It’s amazing how these supposedly “old news” investigations keep turning up new information, no? More than three years after the exposure of IRS political targeting of administration critics, an attorney for the agency admitted in a new court filing late yesterday that Lois Lerner used another personal e-mail account for official government business. Lerner, who famously took the Fifth at a Congressional hearing, identified herself as “Toby Miles” on the other account, raising new questions about her activities:
Lois Lerner had yet another personal email account used to conduct some IRS business, the tax agency confirmed in a new court filing late Monday that further complicates the administration’s efforts to be transparent about Ms. Lerner’s actions during the tea party targeting scandal.
IRS lawyer Geoffrey J. Klimas told the court that as the agency was putting together a set of documents to turn over to Judicial Watch, it realized Ms. Lerner had used yet another email account, in addition to her official one and another personal one already known to the agency.
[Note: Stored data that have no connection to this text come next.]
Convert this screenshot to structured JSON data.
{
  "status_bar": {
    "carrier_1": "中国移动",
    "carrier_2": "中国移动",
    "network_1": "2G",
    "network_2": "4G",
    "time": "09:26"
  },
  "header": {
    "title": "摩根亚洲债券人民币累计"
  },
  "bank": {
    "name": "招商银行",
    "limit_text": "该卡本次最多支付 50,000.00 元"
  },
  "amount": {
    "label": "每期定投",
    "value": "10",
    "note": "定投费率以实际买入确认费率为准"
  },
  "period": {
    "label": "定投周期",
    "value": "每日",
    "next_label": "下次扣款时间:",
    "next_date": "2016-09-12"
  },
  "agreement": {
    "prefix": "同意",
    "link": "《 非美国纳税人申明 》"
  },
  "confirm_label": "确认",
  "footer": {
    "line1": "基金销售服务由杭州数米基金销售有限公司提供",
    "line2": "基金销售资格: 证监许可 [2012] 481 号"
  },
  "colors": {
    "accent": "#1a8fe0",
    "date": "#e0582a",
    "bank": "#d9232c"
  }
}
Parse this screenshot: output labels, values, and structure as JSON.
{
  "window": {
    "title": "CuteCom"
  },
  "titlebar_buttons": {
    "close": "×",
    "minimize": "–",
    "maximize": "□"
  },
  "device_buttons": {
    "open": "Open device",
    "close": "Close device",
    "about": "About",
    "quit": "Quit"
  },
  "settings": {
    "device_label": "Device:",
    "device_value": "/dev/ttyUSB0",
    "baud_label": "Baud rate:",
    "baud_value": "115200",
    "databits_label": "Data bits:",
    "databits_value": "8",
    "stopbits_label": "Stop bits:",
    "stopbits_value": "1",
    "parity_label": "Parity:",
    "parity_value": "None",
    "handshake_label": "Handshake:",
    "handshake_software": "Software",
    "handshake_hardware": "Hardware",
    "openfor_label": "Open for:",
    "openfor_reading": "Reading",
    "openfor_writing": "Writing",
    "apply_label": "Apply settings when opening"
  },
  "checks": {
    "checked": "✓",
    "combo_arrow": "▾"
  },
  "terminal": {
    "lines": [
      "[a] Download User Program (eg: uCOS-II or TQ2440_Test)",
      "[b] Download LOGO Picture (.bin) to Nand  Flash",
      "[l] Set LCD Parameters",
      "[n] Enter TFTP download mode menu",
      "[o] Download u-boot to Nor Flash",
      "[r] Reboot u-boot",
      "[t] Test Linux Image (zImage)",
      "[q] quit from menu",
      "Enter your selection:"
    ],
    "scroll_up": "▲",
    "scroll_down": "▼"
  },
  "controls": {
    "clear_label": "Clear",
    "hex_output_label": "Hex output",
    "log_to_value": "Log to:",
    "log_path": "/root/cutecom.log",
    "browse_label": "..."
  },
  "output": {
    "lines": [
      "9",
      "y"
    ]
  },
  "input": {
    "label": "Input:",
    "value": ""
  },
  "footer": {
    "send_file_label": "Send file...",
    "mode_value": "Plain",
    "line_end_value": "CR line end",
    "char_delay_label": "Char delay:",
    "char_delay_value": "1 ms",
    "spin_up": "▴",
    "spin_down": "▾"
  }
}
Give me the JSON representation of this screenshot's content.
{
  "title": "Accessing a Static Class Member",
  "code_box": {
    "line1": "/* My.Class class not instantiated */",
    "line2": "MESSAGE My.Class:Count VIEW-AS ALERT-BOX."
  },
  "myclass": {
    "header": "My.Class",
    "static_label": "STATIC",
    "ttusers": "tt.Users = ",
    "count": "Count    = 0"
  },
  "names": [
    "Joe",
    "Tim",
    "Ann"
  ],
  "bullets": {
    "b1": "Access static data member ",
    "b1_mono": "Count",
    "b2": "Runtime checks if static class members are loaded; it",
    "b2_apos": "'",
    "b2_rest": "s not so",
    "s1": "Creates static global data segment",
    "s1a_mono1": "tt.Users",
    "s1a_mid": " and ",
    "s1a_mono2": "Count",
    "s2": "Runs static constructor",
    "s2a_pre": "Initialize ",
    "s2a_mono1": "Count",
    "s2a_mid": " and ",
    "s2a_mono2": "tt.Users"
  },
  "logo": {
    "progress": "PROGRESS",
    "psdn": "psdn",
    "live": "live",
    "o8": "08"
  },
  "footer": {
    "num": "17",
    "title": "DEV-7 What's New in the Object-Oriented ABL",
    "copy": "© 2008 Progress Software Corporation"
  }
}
“In addition to emails to or from an email account denominated ‘Lois G. Lerner‘ or ‘Lois Home,’ some emails responsive to Judicial Watch’s request may have been sent to or received from a personal email account denominated ‘Toby Miles,’” Mr. Klimas told Judge Emmet G. Sullivan, who is hearing the case.
Jeff Dunetz scoffs at the most transparent administration evah:
Boy oh boy, private email accounts seem to be a bad habit of this, the most transparent administration since the big bang, billions of years ago.
That’s certainly one issue in this, but it’s hardly the only issue. Let’s not forget that the government has stalled for years in producing Lerner’s e-mails, both with Congress and with the court in this FOIA action. Her e-mails were the central fight this case, and yet the IRS now says they’ve just stumbled onto the “Toby Miles” sockpuppet account. This comes just a few weeks after Judge Emmet Sullivan threatened to jail IRS commissioner John Koskinen for contempt if the IRS kept stonewalling on the e-mails. With this filing, Sullivan has to be livid at three years of deception on the key part of this case. One can only wonder what Congress will do.
Even more importantly, this raises all sorts of questions about why Lerner would need an e-mail address under a false identity. There have been indications that Lerner coordinated this effort with other agencies, notably her former employer, the Federal Elections Commission, but no substantial paper trail yet exists for it. In part, that may be because the IRS has stalled on her official e-mail records for so long, but it might be because any coordination was done on a private account under a fake name. Klimer admits that at least some of the “Toby Miles” communications could be responsive to Judicial Watch’s FOIA demand.
The Washington Times notes that the House Ways and Means Committee’s criminal referral on Lerner mentioned the “Toby Miles” account, but that was in reference to an e-mail on Lerner’s official IRS account:
The House Ways and Means Committee also approved a criminal referral asking the Justice Department to look into Ms. Lerner’s conduct, but its status is not clear.
Mr. Obama has said the problems at the IRS stemmed from bad laws and lack of funding, not from political bias, and a bipartisan report from the Senate Finance Committee could not reach any firm conclusions about the extent of targeting.
Curiously, the Ways and Means Committee criminal referral mentioned the Toby Miles email address, identified as [email protected] The address came to light because it was included on an email that also had Ms. Lerner’s official account on the chain of recipients.
Last summer, the Ways and Means report suggested that the account belonged to Lerner’s husband, Michael Miles. Klimer’s filing now puts that assumption in serious doubt, and perhaps puts Miles within range of the probe as well. Sullivan’s reaction to this filing, and the reaction of Ways and Means, will be worth watching.